Through the Looking Glass, Down the Rabbit Hole, and Into the Deep End
Author Michael Kimmel shares how asking a question about his family’s involvement in the 20th Century toy industry led down a rabbit hole.
At least that’s how it felt to me as I began a research project that led to my writing Playmakers: The Jewish Entrepreneurs Who Created the Toy Industry in America.
After I’d retired from 40 years as a professor, I turned to what I thought would be a small project, one I’d wanted to do all my life: a small intimate portrait of a side of my family about which I knew next-to-nothing.
All through my childhood, the idea for the book was sitting right in front of me. Literally. When I was a boy, there was a photograph on the piano in our living room. It was of an older man with Shirley Temple sitting on his lap. “To Barbara,” it said, “with love from Shirley Temple and Uncle Morris.” (My mother’s name was Barbara.). Okay, I knew who Shirley Temple was, but who the heck was “Uncle Morris?” And what was he doing on my piano?

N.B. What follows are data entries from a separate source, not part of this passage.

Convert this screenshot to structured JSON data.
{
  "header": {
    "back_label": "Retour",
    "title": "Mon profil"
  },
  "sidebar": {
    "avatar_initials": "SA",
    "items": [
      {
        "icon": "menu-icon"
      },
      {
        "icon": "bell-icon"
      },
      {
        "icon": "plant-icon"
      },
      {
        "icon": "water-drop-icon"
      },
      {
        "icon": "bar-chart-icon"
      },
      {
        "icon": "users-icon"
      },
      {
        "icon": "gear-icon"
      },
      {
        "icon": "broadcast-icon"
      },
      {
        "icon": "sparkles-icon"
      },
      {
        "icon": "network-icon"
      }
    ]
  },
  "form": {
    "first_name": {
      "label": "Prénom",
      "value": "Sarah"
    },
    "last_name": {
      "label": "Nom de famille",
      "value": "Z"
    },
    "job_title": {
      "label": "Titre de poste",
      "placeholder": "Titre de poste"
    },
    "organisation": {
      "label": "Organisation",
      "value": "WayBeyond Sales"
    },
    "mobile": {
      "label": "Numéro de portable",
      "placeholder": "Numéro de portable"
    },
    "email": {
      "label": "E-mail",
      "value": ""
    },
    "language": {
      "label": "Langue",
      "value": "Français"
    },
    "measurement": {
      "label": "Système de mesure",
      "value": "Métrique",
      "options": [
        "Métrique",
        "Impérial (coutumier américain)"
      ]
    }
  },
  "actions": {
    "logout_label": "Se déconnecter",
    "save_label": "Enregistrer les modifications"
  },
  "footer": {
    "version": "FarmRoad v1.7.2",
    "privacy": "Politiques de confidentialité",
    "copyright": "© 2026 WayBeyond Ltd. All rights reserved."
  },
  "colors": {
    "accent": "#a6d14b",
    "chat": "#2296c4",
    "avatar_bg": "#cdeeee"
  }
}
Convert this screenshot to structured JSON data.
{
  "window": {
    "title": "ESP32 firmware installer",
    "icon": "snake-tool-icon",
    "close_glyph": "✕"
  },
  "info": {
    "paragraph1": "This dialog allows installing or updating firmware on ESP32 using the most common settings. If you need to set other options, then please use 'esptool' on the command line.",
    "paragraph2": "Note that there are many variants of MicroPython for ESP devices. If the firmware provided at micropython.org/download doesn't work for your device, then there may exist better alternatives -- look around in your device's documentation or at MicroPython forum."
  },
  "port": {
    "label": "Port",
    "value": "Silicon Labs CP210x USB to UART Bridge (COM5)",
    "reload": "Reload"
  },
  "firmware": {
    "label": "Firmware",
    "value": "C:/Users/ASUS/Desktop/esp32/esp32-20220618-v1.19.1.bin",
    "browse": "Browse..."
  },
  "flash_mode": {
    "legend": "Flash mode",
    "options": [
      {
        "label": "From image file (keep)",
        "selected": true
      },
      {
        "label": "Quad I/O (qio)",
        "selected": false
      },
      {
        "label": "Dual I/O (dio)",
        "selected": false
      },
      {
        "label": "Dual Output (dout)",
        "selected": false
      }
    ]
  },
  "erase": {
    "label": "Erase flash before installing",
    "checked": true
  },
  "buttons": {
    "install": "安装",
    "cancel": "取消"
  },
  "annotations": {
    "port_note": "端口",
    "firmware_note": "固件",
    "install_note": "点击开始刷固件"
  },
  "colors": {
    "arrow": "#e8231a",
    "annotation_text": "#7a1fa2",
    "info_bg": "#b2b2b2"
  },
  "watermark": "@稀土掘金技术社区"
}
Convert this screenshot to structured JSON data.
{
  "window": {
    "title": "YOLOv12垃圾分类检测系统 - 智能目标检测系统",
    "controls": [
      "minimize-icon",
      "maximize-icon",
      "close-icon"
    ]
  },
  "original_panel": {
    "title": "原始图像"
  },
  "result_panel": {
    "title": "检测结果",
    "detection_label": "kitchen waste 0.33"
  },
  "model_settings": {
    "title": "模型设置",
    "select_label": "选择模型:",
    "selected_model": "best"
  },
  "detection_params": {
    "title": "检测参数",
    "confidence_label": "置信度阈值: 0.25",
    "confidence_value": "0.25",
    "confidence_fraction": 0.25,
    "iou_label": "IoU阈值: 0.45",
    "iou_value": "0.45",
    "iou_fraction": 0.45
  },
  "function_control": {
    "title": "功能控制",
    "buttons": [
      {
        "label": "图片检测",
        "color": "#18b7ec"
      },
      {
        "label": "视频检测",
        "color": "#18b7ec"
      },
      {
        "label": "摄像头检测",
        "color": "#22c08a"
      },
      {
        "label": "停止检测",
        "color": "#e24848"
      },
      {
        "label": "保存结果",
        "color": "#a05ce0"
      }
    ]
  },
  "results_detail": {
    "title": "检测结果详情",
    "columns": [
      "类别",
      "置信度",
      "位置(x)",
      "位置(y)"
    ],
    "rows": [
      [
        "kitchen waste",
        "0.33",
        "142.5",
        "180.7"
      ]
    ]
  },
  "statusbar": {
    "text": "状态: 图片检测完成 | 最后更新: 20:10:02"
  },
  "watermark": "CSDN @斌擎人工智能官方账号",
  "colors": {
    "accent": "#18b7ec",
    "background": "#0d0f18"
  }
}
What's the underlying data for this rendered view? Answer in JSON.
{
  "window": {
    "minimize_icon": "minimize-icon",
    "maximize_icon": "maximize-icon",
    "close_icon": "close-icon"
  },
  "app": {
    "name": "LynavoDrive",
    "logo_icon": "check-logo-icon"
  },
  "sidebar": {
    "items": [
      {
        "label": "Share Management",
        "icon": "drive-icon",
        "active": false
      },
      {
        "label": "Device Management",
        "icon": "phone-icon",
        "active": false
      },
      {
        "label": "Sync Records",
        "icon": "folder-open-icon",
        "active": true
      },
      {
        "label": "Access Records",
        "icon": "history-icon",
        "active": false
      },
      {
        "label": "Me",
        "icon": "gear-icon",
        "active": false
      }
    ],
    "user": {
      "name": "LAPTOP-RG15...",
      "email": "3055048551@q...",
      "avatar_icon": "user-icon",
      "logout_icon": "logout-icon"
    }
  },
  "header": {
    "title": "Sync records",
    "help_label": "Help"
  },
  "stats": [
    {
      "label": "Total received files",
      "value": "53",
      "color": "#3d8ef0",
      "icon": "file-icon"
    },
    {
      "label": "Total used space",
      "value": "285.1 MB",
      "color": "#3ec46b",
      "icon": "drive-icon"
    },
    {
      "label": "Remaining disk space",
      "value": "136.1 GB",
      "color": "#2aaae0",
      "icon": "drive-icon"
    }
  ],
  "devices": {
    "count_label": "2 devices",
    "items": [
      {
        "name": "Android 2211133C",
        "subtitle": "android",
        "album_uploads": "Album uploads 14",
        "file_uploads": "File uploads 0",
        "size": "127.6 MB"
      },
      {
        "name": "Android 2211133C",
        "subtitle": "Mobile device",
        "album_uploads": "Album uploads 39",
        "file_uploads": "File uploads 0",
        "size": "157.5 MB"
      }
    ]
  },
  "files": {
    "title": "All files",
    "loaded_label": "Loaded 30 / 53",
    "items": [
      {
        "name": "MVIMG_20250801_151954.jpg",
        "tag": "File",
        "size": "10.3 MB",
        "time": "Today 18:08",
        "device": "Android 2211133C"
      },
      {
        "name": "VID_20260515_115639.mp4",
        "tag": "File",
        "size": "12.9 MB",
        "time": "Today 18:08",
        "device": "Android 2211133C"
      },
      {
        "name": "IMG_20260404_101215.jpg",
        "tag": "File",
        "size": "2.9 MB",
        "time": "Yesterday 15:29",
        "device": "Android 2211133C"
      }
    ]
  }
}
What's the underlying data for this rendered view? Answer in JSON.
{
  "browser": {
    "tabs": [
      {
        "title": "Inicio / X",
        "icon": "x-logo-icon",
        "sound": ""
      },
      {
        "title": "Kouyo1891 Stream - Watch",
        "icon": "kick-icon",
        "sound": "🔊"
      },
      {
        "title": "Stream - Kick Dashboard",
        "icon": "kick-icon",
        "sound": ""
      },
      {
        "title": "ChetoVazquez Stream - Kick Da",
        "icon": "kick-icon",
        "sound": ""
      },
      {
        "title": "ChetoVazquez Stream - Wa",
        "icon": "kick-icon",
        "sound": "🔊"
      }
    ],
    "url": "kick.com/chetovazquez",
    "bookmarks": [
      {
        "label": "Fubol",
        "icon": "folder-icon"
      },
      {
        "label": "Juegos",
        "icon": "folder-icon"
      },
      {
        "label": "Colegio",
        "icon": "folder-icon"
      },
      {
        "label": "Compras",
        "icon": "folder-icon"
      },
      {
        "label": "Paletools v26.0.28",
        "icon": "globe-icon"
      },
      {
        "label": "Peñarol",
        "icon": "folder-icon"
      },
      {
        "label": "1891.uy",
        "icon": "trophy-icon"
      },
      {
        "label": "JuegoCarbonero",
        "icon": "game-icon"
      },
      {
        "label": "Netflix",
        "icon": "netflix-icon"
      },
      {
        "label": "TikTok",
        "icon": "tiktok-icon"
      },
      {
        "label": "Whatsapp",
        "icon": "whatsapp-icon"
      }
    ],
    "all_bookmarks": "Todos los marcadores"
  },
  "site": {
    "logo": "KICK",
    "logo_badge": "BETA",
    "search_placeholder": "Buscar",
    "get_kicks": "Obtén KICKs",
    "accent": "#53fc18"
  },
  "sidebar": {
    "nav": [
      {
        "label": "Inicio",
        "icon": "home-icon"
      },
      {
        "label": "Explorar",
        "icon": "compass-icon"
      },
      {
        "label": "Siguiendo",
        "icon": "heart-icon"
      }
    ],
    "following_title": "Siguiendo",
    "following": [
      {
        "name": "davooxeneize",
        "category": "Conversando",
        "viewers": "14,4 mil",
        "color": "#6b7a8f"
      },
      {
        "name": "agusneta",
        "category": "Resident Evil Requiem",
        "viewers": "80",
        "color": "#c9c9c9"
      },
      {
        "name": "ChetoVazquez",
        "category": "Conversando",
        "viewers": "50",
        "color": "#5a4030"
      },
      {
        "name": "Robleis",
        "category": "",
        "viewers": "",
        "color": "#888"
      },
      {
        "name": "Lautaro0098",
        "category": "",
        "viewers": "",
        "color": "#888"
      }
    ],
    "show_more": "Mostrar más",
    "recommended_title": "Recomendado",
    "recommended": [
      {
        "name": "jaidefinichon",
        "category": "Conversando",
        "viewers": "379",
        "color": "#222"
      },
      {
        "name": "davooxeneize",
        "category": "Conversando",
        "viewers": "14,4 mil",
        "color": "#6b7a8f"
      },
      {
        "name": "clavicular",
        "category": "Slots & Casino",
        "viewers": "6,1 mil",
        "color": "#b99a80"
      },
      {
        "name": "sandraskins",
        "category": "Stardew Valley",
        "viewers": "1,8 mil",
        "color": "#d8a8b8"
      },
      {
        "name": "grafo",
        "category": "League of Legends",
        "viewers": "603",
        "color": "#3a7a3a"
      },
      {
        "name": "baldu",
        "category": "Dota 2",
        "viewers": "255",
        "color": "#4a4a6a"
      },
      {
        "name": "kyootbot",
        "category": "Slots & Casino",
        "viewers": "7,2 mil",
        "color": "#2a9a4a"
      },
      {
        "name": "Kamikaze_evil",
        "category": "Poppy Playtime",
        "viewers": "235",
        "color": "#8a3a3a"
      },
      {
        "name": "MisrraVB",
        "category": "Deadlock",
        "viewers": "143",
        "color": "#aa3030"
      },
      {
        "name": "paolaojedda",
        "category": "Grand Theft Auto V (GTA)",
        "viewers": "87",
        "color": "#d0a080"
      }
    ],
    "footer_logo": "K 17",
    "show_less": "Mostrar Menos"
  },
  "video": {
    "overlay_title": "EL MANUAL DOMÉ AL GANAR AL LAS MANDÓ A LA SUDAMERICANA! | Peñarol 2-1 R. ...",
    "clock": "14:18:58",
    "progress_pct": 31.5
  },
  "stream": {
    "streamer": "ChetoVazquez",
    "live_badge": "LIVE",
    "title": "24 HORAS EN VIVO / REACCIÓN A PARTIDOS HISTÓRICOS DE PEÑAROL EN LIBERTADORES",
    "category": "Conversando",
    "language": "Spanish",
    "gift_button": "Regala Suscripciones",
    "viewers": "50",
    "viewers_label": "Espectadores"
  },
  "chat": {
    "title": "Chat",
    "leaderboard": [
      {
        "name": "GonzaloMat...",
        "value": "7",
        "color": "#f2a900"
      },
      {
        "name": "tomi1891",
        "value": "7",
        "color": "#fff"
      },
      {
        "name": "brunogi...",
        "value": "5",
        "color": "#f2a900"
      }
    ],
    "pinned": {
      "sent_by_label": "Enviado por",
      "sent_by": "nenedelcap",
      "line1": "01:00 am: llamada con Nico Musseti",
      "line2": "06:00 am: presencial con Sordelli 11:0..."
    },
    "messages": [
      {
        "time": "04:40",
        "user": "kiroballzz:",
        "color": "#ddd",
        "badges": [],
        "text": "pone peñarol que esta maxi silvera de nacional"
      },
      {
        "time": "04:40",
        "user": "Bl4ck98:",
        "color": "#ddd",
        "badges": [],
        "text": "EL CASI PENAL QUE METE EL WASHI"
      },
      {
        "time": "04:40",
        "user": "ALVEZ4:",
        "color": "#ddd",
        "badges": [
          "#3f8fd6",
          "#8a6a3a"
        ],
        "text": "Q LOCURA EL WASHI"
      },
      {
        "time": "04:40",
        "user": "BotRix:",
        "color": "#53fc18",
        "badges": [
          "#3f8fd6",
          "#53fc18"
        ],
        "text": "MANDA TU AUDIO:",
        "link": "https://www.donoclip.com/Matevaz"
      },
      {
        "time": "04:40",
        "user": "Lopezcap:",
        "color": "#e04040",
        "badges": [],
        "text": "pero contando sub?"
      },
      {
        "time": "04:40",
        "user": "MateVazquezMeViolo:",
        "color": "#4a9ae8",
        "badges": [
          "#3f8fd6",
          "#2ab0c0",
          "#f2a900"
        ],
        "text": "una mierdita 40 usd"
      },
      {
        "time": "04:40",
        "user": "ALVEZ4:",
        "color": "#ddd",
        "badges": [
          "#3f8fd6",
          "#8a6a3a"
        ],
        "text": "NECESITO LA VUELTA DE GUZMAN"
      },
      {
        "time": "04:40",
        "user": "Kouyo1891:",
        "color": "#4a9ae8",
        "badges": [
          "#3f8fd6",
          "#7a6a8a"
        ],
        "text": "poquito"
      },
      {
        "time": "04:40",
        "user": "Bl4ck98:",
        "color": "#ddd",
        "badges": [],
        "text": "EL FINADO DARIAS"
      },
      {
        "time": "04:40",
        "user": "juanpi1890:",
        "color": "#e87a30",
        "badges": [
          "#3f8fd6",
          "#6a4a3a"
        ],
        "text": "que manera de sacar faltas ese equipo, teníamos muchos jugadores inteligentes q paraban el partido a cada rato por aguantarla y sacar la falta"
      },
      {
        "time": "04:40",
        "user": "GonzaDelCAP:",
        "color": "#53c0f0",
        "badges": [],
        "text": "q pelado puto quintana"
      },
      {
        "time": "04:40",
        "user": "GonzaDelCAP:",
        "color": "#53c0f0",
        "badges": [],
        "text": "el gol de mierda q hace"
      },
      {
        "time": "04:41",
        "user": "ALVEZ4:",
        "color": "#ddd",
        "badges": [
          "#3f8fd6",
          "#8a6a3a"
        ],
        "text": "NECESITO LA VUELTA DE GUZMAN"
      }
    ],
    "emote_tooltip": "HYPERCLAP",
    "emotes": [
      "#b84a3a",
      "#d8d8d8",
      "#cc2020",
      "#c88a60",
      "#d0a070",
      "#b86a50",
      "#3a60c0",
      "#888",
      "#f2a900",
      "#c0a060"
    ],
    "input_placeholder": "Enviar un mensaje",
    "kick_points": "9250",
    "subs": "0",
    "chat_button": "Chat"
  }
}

It turned out Uncle Morris was Morris Michtom, the inventor of the Teddy Bear, the Shirley Temple doll, and countless other toys made by the Ideal Toy Company, which was, in the 1950s, the largest toy company in the world. I was always curious about this side of the family (from which we were largely estranged) and so I started this small project by interviewing surviving family members, poking through their file cabinets, and reading a small cache of letters and documents that survived the sales and dissolution of the company in the 1980s.
I suppose this happens to a lot of writers as they begin a project: You ask yourself a question and it leads you down a path you never anticipated, where you feel totally inadequate to answer, and you realize you can either continue and see where it leads or abandon the project. For me, the question was, “Who else was creating and manufacturing toys at the same time as the Michtoms?”
To say I knew nothing about the history of the toy industry in the early 20th century would be a massive understatement. And since there is no definitive history of the industry, I had to start piecing it together. What I found stunned me: Not only Ideal, but pretty much every single major American toy company in the early years of the 20th century were run by first-generation Jews, the children of impoverished Yiddish-speaking immigrants. Mattel, Hasbro, Lionel trains, Marx, Pressman—and all through the century!
The toys were created by these first-gen Jews, distributed by companies run by first-gen Jews and sold in department stores founded or run by largely German Jews of an earlier era (Gimbels, Macys, Abraham and Straus, Bergdorf Goodman, FAO Schwarz, Toys “R” Us). It was as if every famous toy of the century—Barbie, GI Joe, Mr. Potato Head, Rubik’s Cube, Mr. Machine, Chatty Cathy—was Jewish!
And don’t get me started on all the novelties, independently created toys, candy makers, parenting magazines, and even carousel horses! Once I started down that path, I was stunned—truly stunned—by how extensive was the influence of these first-gen Jews in the creation of the material culture of childhood in the 20th century. From the comic strips like Li’l Abner, Joe Palooka, Popeye, Betty Boop, to virtually every single comic book superhero, to a pantheon of authors of children’s books, and finally from the pioneers of the century’s new field of developmental psychology, the presence—no, the dominance—of first-generation Jews is incontestable.
Now I was truly out of my depth. Racing—to mix a metaphor—to get up to speed in a dozen different subfields, I realized there was a canvas much more vast and complex than anything I had imagined.
But I’m a sociologist by training, and so there was another question constantly nagging in the back of my head. Why was it these poor children of Yiddish-speaking immigrants? Why here in New York (mostly)? Why them? Why then? I felt I couldn’t just enumerate all these creators, writers, artists, and entrepreneurs. I needed to try and explain it.
After flailing about for a couple of years I came up with what I think is a partial explanation. It was a combination of several factors. Many had tried to enter established professional fields and were excluded because of anti-Semitism. For example, most of the comic book artists and writers had wanted to go into advertising, then a WASP-dominated white-shoe profession, but couldn’t get in. So there was a drive for assimilation, to gain a foothold in the new country in a new century, and there was the familiar roadblock of anti-Semitism, and so they needed to figure out alternate paths to express their creativity and ambitions for upward mobility.
That only begs another question: Why stuff for children? Why not Chinese laundries, Italian masons, Irish police and firefighters? I think these Yiddish-speaking immigrants also had a different idea of childhood itself from the prevailing Puritan ideas that socialization basically meant breaking the will of the child, to make them more obedient and docile. To these Jews, childhood was precious, and children were curious and creative and needed a more loving family life. It was not mere coincidence that these ideas, carried in beat-up cardboard suitcases with the menorahs and prayer shawls, happened to dovetail so perfectly with the new Progressive ideas about education. Right place, right time, and right people to seize the opportunity, to see a niche opening right before their eyes. If the 20th century was to be the “century of the child,” then someone had to cater to it.